Vakayi-i Mısriye'yi, öncelikle Türkçe olarak keleme alınıp sonra Arapça'ya çevrilen metinlerle birlikte Türkçe-Arapça basılması dolayısıyla, ilk Türkçe gazete olarak kabul etmek yerinde olacaktır. Çoğu defa ilk Türkçe gazete diye nitelendirdiğimiz Takvim-i Vekayi'in ondan farkı ise, tamamıyla Türkçe olması yanında, günümüz Türkiye sınırları içinde yayınlanmış olması ve Vakayi-i Mısriye'ye nisbetle çok daha kalıcı etki bırakmış olması dolayısıyladır.

Nitekim Vakayi-i Mısriye daha sonra bir dönem (16 Muharrem 1263-21 Z. hicce 1267/4 Ocak 1847-17 Ekim 1851 arası) bütünüyle Türkçe olarak neşredilmiş, nihayet gazete tamamen Arapça olduğu gibi, Türk gazeteciliğinden ziyade Arap gazeteciliğinin bir okulu olmuştur. Tahtavî, Hasan el-Attâr, Şihabuddin, Ahmed Faris eş-Şidyak, Muhammed Abduh v.b. hep Vakayi-i Mısriye' de görev üstlenmiş önemli Arap müellifleridir. Takvim-i Vekayi ise gerçek Türk gazeteciliğinin en eski okulunu oluşturmuştur. Bununla birlikte Mehmed Ali Paşa zamanında gazetenin esasını daima Türkçe bölümü oluşturmakta, Arapçalar bundan tercüme edilmekte idi. Bu sırada Türkçe metinlerin Arapçaya yer yer kısaltarak tercüme edildiğini söylemek mümkündür.

(25)

Sultan II. Mahmut yürütmekte olduğu reformları daha etkin duyurabilmek için İzmir’de fransızca olarak yerel bir gazete yayınlamış olan Alexandre Blacque ile anlaşarak resmi bir gazete çıkartma kararı aldı. Bu gazete 1 Kasım 1831’de yayınlanmaya başlayan bir kaç kez kapatılıp tekrar yayınlanan ve Cumhuriyet kurulduktan sonra yerini Resmi Gazete’ye bırakacak olan Takvim-i Vekayi gazetesiydi.

(Takvim-i Vekayi, "Belgeler", Prof. Dr. Nesimi Yazıcı, Gazi Üniversitesi Yayını, Ankara, 1983) Takvim-i Vekayi, başlığında bulunan basit hat deseni dışında hiç bir görsel obje ya da tasarım unsuru taşımıyordu. Ara başlıkları, kutu ya da espasları bulunmayan, sayfaya akıtılmış -tabi ki arapça harflerle yazılmış Türkçe- bir yazıdan ibaretti.

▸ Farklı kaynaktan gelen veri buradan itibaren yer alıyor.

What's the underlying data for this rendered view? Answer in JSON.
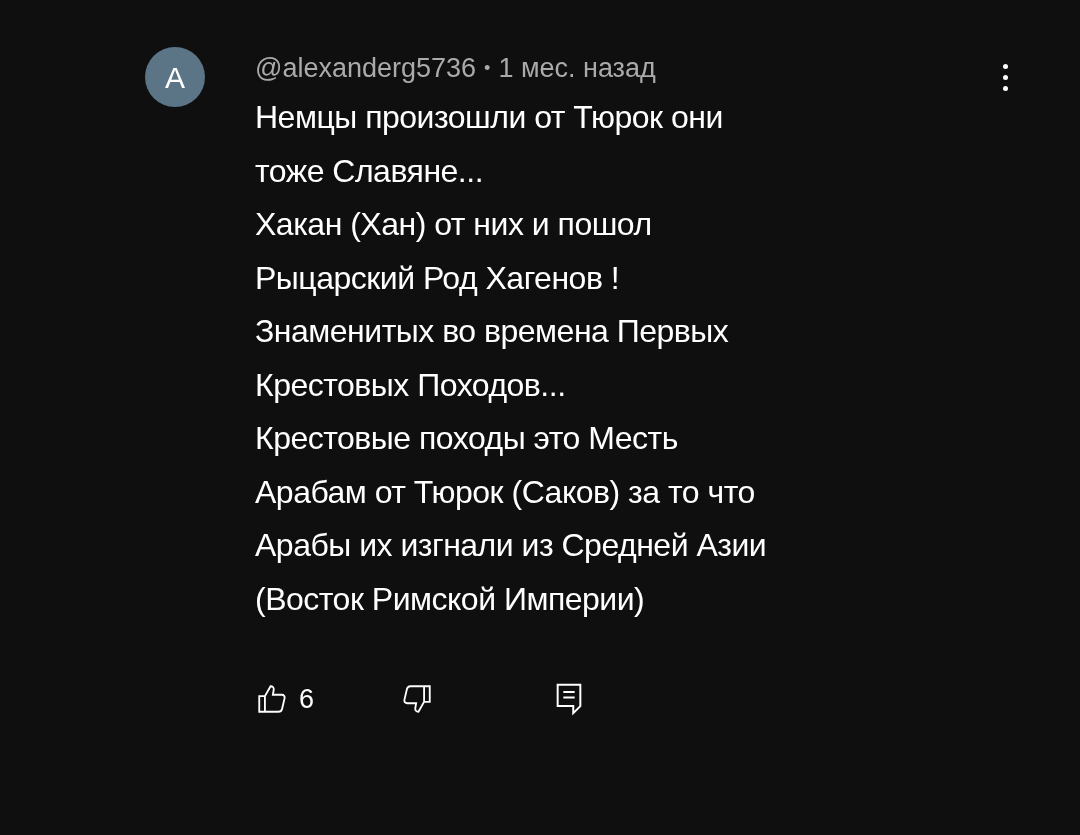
{
  "comment": {
    "avatar_letter": "A",
    "author": "@alexanderg5736",
    "separator": "•",
    "time": "1 мес. назад",
    "lines": [
      "Немцы произошли от Тюрок они",
      "тоже Славяне...",
      "Хакан (Хан) от них и пошол",
      "Рыцарский Род Хагенов !",
      "Знаменитых во времена Первых",
      "Крестовых Походов...",
      "Крестовые походы это Месть",
      "Арабам от Тюрок (Саков) за то что",
      "Арабы их изгнали из Средней Азии",
      "(Восток Римской Империи)"
    ],
    "likes": "6"
  }
}
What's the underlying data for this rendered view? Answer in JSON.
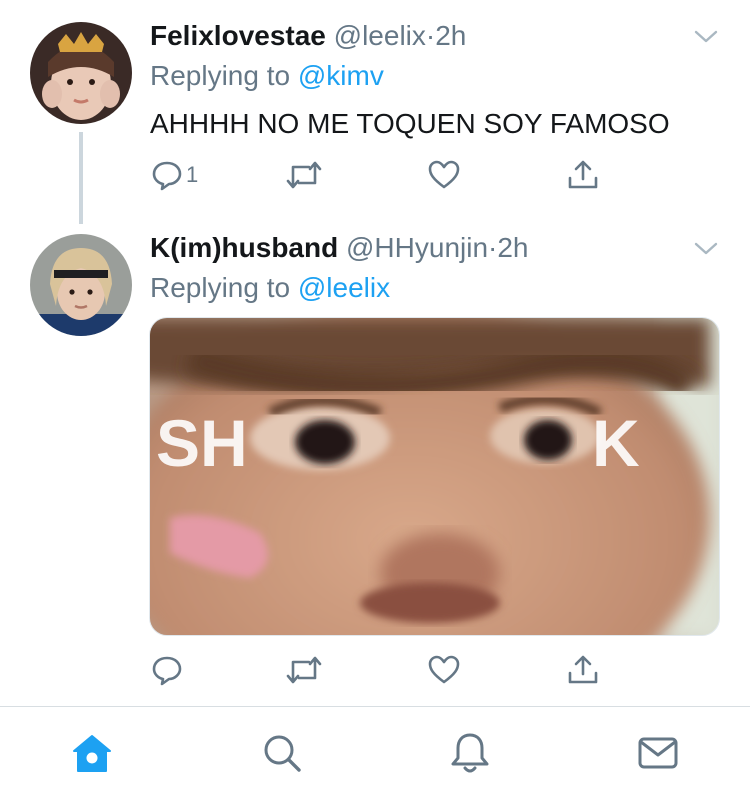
{
  "colors": {
    "accent": "#1da1f2",
    "secondary_text": "#657786",
    "icon_gray": "#657786",
    "thread_line": "#ccd6dd"
  },
  "tweets": [
    {
      "display_name": "Felixlovestae",
      "handle": "@leelix",
      "separator": "·",
      "time": "2h",
      "replying_prefix": "Replying to ",
      "replying_to": "@kimv",
      "text": "AHHHH NO ME TOQUEN SOY FAMOSO",
      "reply_count": "1",
      "actions": [
        "reply-icon",
        "retweet-icon",
        "like-icon",
        "share-icon"
      ]
    },
    {
      "display_name": "K(im)husband",
      "handle": "@HHyunjin",
      "separator": "·",
      "time": "2h",
      "replying_prefix": "Replying to ",
      "replying_to": "@leelix",
      "media_caption_left": "SH",
      "media_caption_right": "K",
      "actions": [
        "reply-icon",
        "retweet-icon",
        "like-icon",
        "share-icon"
      ]
    }
  ],
  "tabbar": {
    "items": [
      "home-icon",
      "search-icon",
      "notifications-icon",
      "messages-icon"
    ],
    "active": "home-icon"
  }
}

3.1.1. Dünyada Gazete ve Sayfa Tasarımı

Bu durum yakın tarihlerde de pek değişmedi. İlk sayısı 18 Ekim 1851 yılında yayınlanan New York Daily Times’in ilk sayısının birinci sayfa tasarımı ile, bu ilk sayıdan tam 63 yıl sonra 29 Haziran 1914 tarihinde yayınlanan sayısının tasarımı arasında da pek ciddi bir fark bulunmuyordu.

(26)

2003 yılında basılan New York Times ve bu gün yayınlanmakta olan sayısının karşılaştırılması.

(27)

1605 yılında Johann Carolus tarafından Strasbourg’da Almanca olarak yayınlanan ve bazı kaynaklarda dünyanın ilk gazetesi olduğu yazılan ‘Relation’ (Timeline of History. DK Publishing. 2011. ISBN 978-0-7566-8681-9 ) isimli yayın, birinci sayfasında kullandığı tek haberin çerçevesi olarak zengin desen ve figürler kullandı.

Aynı dönemlerde yine Almanya’da yayınlanan Aviso isimli gazete de ana sayfasında tek bir haber ve yanında çizim ve desenler kullandı. Alman gazeteleri konuyla ilgili olmasa da tasarım objesi olarak ceşitli desenleri kullanmaktaydı. 1631’de yayınlanan Haftalık Fransız gazetesi ‘Gazette de France’ ise ana sayfasında logotype çerçevesi olarak bir kenar süsü kullanmaktaydı. Haber metnini gazete sayfası boyunca çift sütuna akıtmaktaydı. (Ek Resim 4)

Hollanda’da 1656 yılında haftalık olarak yayın hayatına giren ‘Weeckelycke Courante van Europa’ hiç bir desen, çizim benzeri görsel öge taşımıyordu. İki sütuna yazı akıtan sade bir sayfa tasarımına sahipti.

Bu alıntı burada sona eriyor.